This blog (the first of its kind?) is here to tout the potential 2008 presidential candidacy of Virgnia Governor Mark Warner. John Kerry put up an admirable fight this year, and he had my wholehearted support, financial and otherwise. This was not Dukakis in 1988 or Mondale in 1984. He gave as good as he got. But Kerry's problem was that he didn't have crossover appeal. He couldn't make inroads into the red states (New Hampshire really doesn't count). It was a cultural thing, and although he came close, he probably wrung out every electoral vote humanly possible for a liberal from Massachusetts.
It's no secret that the template for successful Democratic presidential candidates in the last 35+ years has been a simple one: Governor of a Southern state. Jimmy Carter did the trick in 1976, and Bill Clinton in 1992 and 1996. The only route to the White House these days is either as a governor (Carter, Reagan, Clinton, Bush 43) or sitting VP (Bush 41) There hasn't been a senator elected since Kennedy in 1960.
And this is where Gov. Warner comes in. In 2001, Warner defied the odds in the traditional Republican stronghold of Virginia and won the governorship relatively handily. The most impressive statistic in his election is that he took 51% of the rural vote. Warner was a (very) successful venture capitalist before entering politics (a real business success, not a failed one), and he understood that he had to make a rural appeal to win. Warner sponsored a NASCAR vehicle, used a bluegrass song as his campaign theme, and managed to retain core Democratic values without alienating rural voters.

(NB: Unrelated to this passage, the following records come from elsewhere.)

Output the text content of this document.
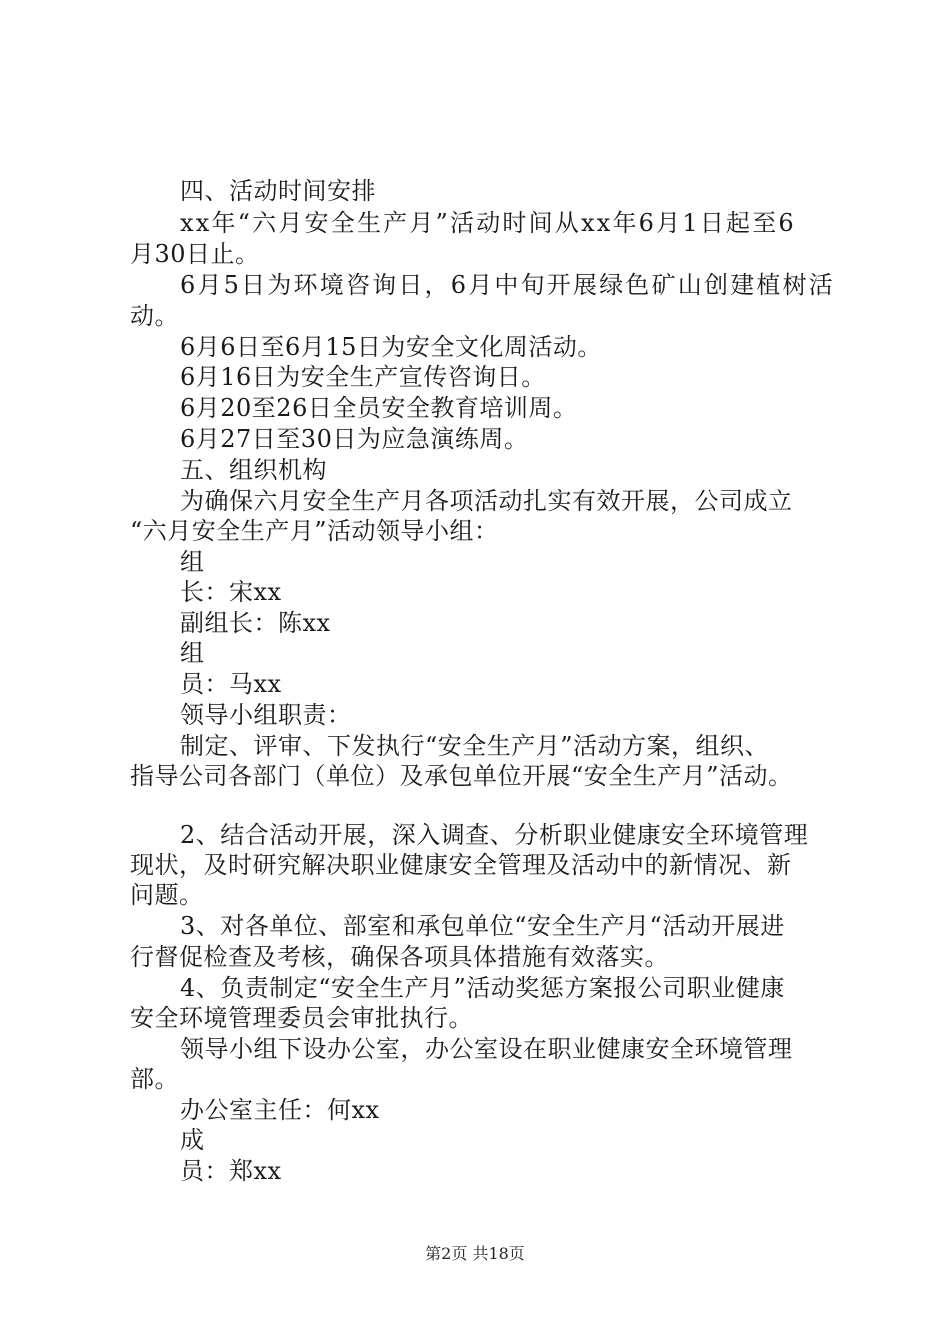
四、活动时间安排
xx年“六月安全生产月”活动时间从xx年6月1日起至6
月30日止。
6月5日为环境咨询日，6月中旬开展绿色矿山创建植树活
动。
6月6日至6月15日为安全文化周活动。
6月16日为安全生产宣传咨询日。
6月20至26日全员安全教育培训周。
6月27日至30日为应急演练周。
五、组织机构
为确保六月安全生产月各项活动扎实有效开展，公司成立
“六月安全生产月”活动领导小组：
组
长：宋xx
副组长：陈xx
组
员：马xx
领导小组职责：
制定、评审、下发执行“安全生产月”活动方案，组织、
指导公司各部门（单位）及承包单位开展“安全生产月”活动。
2、结合活动开展，深入调查、分析职业健康安全环境管理
现状，及时研究解决职业健康安全管理及活动中的新情况、新
问题。
3、对各单位、部室和承包单位“安全生产月“活动开展进
行督促检查及考核，确保各项具体措施有效落实。
4、负责制定“安全生产月”活动奖惩方案报公司职业健康
安全环境管理委员会审批执行。
领导小组下设办公室，办公室设在职业健康安全环境管理
部。
办公室主任：何xx
成
员：郑xx
第2页 共18页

And Warner has remained very popular in Virginia, with a 61% approval rating. He even managed to win a $1.4 billion budget-balancing tax increase from a heavily Republican Legislature, which provided an unprecedented spending boost for public schools, long-deferred state employee pay raises and new money for law enforcement and colleges.
Virginia has a quirky law that prohibits a governor from running for consecutive terms, so Warner will be out of a job next year. There's a lot of talk he may run for George Allen's senate seat in 2006, but he might be better served by testing the waters for a presidential run. As long as he remains this popular, he should be able to swing Virginia's 13 electoral votes if he's nominated, there's no reason he would lose any blue states, and his rural appeal should put Iowa back in the Democrats' column as well. He also would run stronger in the South, and could potentially swing Florida, Arkansas or North Carolina.
What I hope to do in this blog is to follow any nascent Warner-For-President talk in the media and blogosphere at large, and create a place for others who might see the same potential in Warner to enjoy.